On Thursday, both the Erie County Legislature and Buffalo Common Council made decisions regarding their fiscal issues.
To use a sports analogy, both the legislature and common council took a timeout as lawmakers hope federal money comes in at the levels they are expecting.
In the legislature lawmakers along party lines approved an extension for Erie County Executive Mark Poloncarz to submit a plan on how his administration will address the deficit.
That deadline is now early June.
Earlier this month, comptroller Stefan Mychajliw projected a shortfall around $200 million.
Democrats on the legislature say giving Poloncarz time additional time, preserves jobs while awaiting new figures on state and federal aid.
Members of the Republican Caucus want a plan now and believe the extension was illegal and against the county charter.
With regards to the City of Buffalo, Mayor Byron Brown says the city is facing a $15 million deficit. Council members delayed a vote on the budget by two weeks.
"This budget, delaying it by 14 days is not going to cut a job, is not going to layoff a person it's going to give us some time to have a little bit more certainty about where the government is heading or what these contingency plans are," said council member David Rivera.
Some council members said the city is kicking the can down the road.
A spokesperson for Poloncarz says their office is still awaiting plans from departments on how they would reduce their budgets by 13 percent, and that a full deficit plan should be done in the first week of June.
Here is the full statement:
"All county departments are currently completing those plans and should be done by tomorrow (Friday); the next week will be spent reviewing recommendations, making changes, and finalizing a plan, which should be done by the first week in June.

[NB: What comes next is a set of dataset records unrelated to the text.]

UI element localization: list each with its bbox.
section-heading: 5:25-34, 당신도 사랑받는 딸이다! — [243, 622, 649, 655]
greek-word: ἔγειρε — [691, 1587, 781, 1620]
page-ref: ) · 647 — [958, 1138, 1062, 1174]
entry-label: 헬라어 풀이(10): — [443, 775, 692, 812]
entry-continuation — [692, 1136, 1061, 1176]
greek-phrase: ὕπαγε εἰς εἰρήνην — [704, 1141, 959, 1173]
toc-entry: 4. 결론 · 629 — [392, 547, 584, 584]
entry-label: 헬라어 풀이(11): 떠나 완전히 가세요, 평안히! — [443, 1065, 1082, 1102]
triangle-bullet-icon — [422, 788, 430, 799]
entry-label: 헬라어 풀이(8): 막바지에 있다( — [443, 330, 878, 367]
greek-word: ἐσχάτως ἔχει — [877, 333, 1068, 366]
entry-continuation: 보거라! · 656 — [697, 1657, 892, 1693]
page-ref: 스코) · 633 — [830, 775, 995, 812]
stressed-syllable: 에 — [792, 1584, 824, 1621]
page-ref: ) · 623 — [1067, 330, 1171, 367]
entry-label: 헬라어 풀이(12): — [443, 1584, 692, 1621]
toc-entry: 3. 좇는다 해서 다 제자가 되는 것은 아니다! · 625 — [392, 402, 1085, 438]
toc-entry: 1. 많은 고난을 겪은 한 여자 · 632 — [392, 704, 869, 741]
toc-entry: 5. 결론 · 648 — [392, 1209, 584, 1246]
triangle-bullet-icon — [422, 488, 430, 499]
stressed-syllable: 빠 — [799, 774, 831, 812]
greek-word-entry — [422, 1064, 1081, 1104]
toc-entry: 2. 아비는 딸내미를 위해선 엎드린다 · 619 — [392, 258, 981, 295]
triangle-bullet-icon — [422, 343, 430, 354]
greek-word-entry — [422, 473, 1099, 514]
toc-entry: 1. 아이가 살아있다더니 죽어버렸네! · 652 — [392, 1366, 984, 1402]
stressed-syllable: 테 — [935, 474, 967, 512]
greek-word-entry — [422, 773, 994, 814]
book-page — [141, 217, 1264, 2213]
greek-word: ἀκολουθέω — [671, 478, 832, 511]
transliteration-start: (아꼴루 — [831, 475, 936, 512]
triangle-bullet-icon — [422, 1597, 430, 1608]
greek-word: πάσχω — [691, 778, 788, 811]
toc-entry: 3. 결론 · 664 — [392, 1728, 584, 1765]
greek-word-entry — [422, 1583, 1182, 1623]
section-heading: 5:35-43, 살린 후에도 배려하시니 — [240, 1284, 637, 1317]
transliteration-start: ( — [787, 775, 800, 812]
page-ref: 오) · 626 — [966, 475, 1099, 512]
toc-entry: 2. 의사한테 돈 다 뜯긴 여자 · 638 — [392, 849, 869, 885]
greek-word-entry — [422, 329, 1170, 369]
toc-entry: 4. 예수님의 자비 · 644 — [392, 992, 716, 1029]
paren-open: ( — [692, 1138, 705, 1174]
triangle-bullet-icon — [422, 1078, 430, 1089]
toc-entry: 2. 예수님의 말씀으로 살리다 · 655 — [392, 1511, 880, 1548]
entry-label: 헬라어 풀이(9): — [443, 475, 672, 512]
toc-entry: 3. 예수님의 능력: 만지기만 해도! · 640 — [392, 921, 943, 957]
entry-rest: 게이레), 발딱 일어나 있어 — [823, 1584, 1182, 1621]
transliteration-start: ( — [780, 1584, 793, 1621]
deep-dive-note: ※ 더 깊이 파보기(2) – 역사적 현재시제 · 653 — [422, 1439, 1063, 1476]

Too early to tell what extent cuts might be; there is the possibility of further federal aid ameliorating some of the budget crunch and the picture on that isn't totally clear yet."
One of the county's largest departments is the sheriff's office. They say they have already submitted their budget reduction options.
"The Sheriff’s Office submitted a budget reduction plan to the county executive within his stated timeline. The agency provided the county executive with multiple options that reduce the operating budget and propose efficiencies for the office. This office will not discuss its proposal or its details until a final decision regarding the 2020 County Budget is announced," a spokesperson for the sheriff's office said.